For instance, if your mean has been low in the last three years then you will score poorly during the interviews. The maximum mark for a teacher with a mean of 11 (A- minus) and above has been set at 20. Whereas a teacher with a mean of below 2 (D- minus) will be awarded one mark only.
Another scoring area is the improvement index; with teachers who have recorded a positive improvement of 2 and above garnering 20 marks.
The Commission is currently carrying out interview sessions for the about 33,000 shortlisted teachers.
Kenya Union of Post Primary Education Teachers, Kuppet, has come out to castigate TSC for sidelining some administrators in the ongoing promotions.
“We also draw your attention to the apparent discriminative procedures the Commission
has instituted against some principals, deputy principals and senior masters who merit on
the basis of their qualifications. Initially, we received complaints from members who
faced difficulties applying for the promotions via the TSC portal.
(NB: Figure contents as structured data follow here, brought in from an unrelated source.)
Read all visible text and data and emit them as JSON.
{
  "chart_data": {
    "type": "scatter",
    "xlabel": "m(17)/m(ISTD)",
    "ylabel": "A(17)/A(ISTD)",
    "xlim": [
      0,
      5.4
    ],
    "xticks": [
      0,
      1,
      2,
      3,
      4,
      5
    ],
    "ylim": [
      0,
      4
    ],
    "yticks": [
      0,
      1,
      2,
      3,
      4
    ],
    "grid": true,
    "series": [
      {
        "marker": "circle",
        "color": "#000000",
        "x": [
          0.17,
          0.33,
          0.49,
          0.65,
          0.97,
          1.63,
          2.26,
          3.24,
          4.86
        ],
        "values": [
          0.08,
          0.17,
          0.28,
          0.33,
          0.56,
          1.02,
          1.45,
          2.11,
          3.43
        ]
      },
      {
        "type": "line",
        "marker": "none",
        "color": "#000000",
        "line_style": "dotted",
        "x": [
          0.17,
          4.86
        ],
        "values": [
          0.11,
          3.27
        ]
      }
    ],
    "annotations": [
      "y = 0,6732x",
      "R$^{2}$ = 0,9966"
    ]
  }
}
We brought the matter
to the attention of your officers, who attributed it to a system glitch.” Says Kuppet Secretary General Akelo Misori.
In a protest letter sent to TSC, Akelo says many administrators currently serving in sub-county schools were blocked from applying for promotion to head extra-county and national schools. Those who managed to apply have not been short-listed for interviews.
In addition, the Career Progression Guidelines, CPG, being used for the interviews have placed substantial weight on the status of schools where the applicants serve. It is obvious that county and sub-county schools cannot compete fairly with the well-established ones.
A glaring difference between the two categories of schools is in the entry qualifications for their Form One intakes. However, the vast majority of Kenyan students and teachers
(including principals) are based in these county and sub-county schools.
The Kenya National Union of Teachers, Knut, has been opposing the CPG and has engaged the Commission in court battles.
Also given a raw deal are teachers with higher qualifications as their papers have been rendered useless.
“Unless this system is changed, many qualified teachers-including those with post-graduate qualifications might not get their deserved promotion. This policy will also balkanize Kenya, given the inequalities in economic development across the country.” Misori adds.
Equally affected are teachers serving in Teachers Training Colleges (TTCs) have been systematically sidelined from these promotions. This is because the Scoring in heavily weighted on the applicant’s marks under the Teacher Performance Appraisal and Development, TPAD, appraisal tool.